Jeffrey Kennedy of Elliott Wave Junctures discusses the major mistakes that often keep new traders from becoming profitable.

If you've been trading for a long time, you no doubt have felt like a monstrous, invisible hand sometimes reaches into your trading account and takes out money. It doesn't seem to matter how many books you buy, how many seminars you attend, or how many hours you spend analyzing price charts, you just can't seem to prevent that invisible hand from depleting your trading account funds.

That brings us to the question, "Why do traders lose?" Or maybe we should ask, "How do you stop the invisible hand?"

Whether you are a seasoned professional or just thinking about opening your first trading account, the ability to stop the hand is proportional to how well you understand and overcome the five "fatal flaws" of trading. Each fatal flaw represents a finger on the invisible hand that wreaks havoc with your trading account.

Fatal Flaw 1: Lack of Methodology
If you aim to be a consistently successful trader, then you must have a defined trading methodology, which is simply a clear and concise way of looking at markets.
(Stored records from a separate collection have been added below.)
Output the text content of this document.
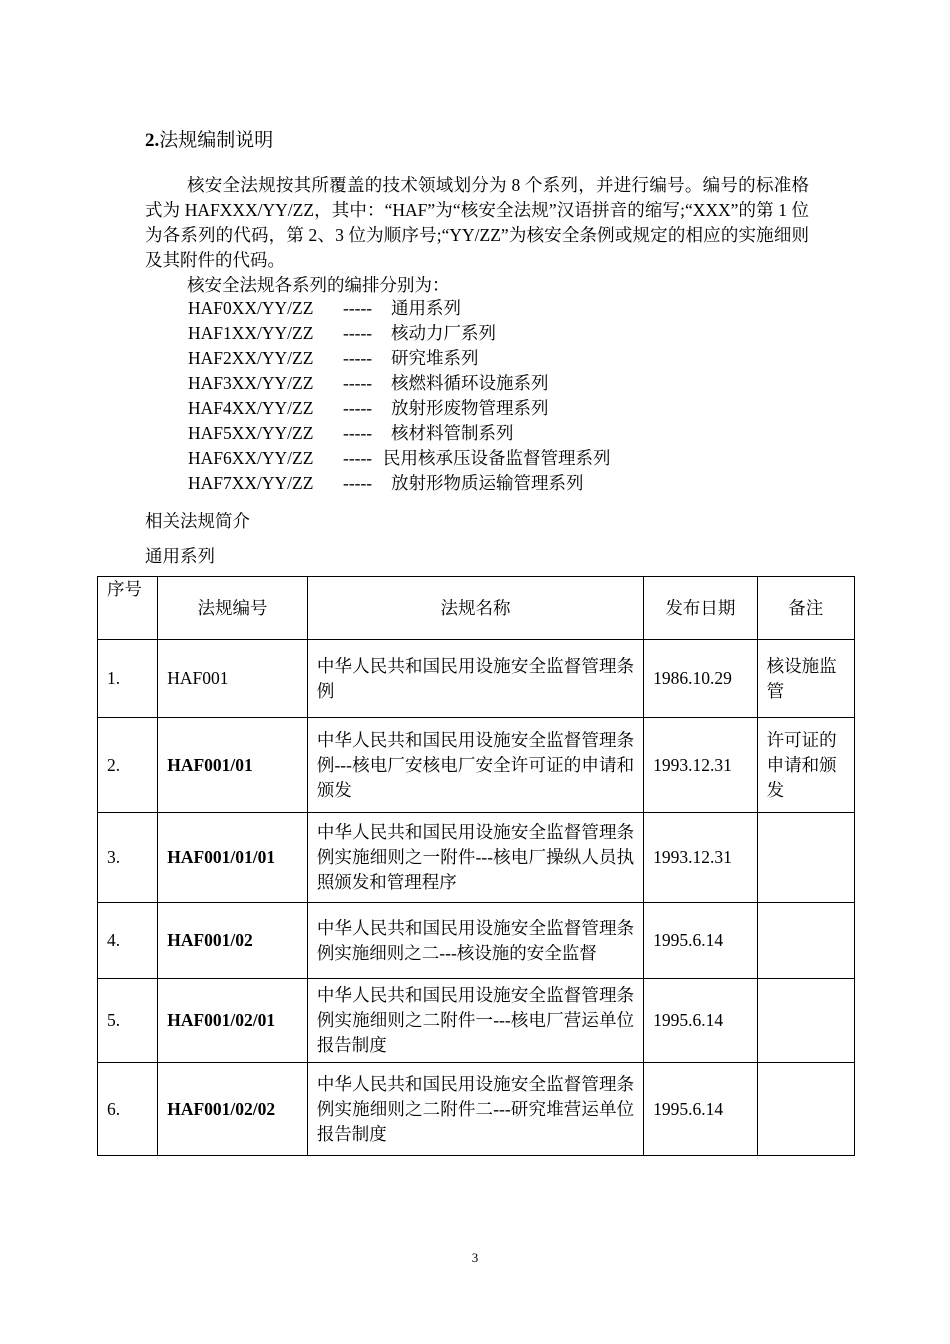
2.法规编制说明

核安全法规按其所覆盖的技术领域划分为 8 个系列，并进行编号。编号的标准格式为 HAFXXX/YY/ZZ，其中：“HAF”为“核安全法规”汉语拼音的缩写;“XXX”的第 1 位为各系列的代码，第 2、3 位为顺序号;“YY/ZZ”为核安全条例或规定的相应的实施细则及其附件的代码。

核安全法规各系列的编排分别为：

HAF0XX/YY/ZZ	-----	通用系列
HAF1XX/YY/ZZ	-----	核动力厂系列
HAF2XX/YY/ZZ	-----	研究堆系列
HAF3XX/YY/ZZ	-----	核燃料循环设施系列
HAF4XX/YY/ZZ	-----	放射形废物管理系列
HAF5XX/YY/ZZ	-----	核材料管制系列
HAF6XX/YY/ZZ	----- 民用核承压设备监督管理系列
HAF7XX/YY/ZZ	-----	放射形物质运输管理系列
相关法规简介
通用系列
序号	法规编号	法规名称	发布日期	备注
1.	HAF001	中华人民共和国民用设施安全监督管理条例	1986.10.29	核设施监管
2.	HAF001/01	中华人民共和国民用设施安全监督管理条例---核电厂安核电厂安全许可证的申请和颁发	1993.12.31	许可证的申请和颁发
3.	HAF001/01/01	中华人民共和国民用设施安全监督管理条例实施细则之一附件---核电厂操纵人员执照颁发和管理程序	1993.12.31	
4.	HAF001/02	中华人民共和国民用设施安全监督管理条例实施细则之二---核设施的安全监督	1995.6.14	
5.	HAF001/02/01	中华人民共和国民用设施安全监督管理条例实施细则之二附件一---核电厂营运单位报告制度	1995.6.14	
6.	HAF001/02/02	中华人民共和国民用设施安全监督管理条例实施细则之二附件二---研究堆营运单位报告制度	1995.6.14	
3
Guessing or going by gut instinct won't work over the long run.

If you don't have a defined trading methodology, then you don't have a way to know what constitutes a buy or sell signal. Moreover, you can't even consistently identify the trend correctly.

How to overcome this fatal flaw? Write down your methodology. Define in writing what your analytical tools are, and, more importantly, how you use them.

It doesn't matter whether you use the Wave Principle, point and figure charts, Stochastics, RSI, or a combination of all of the above.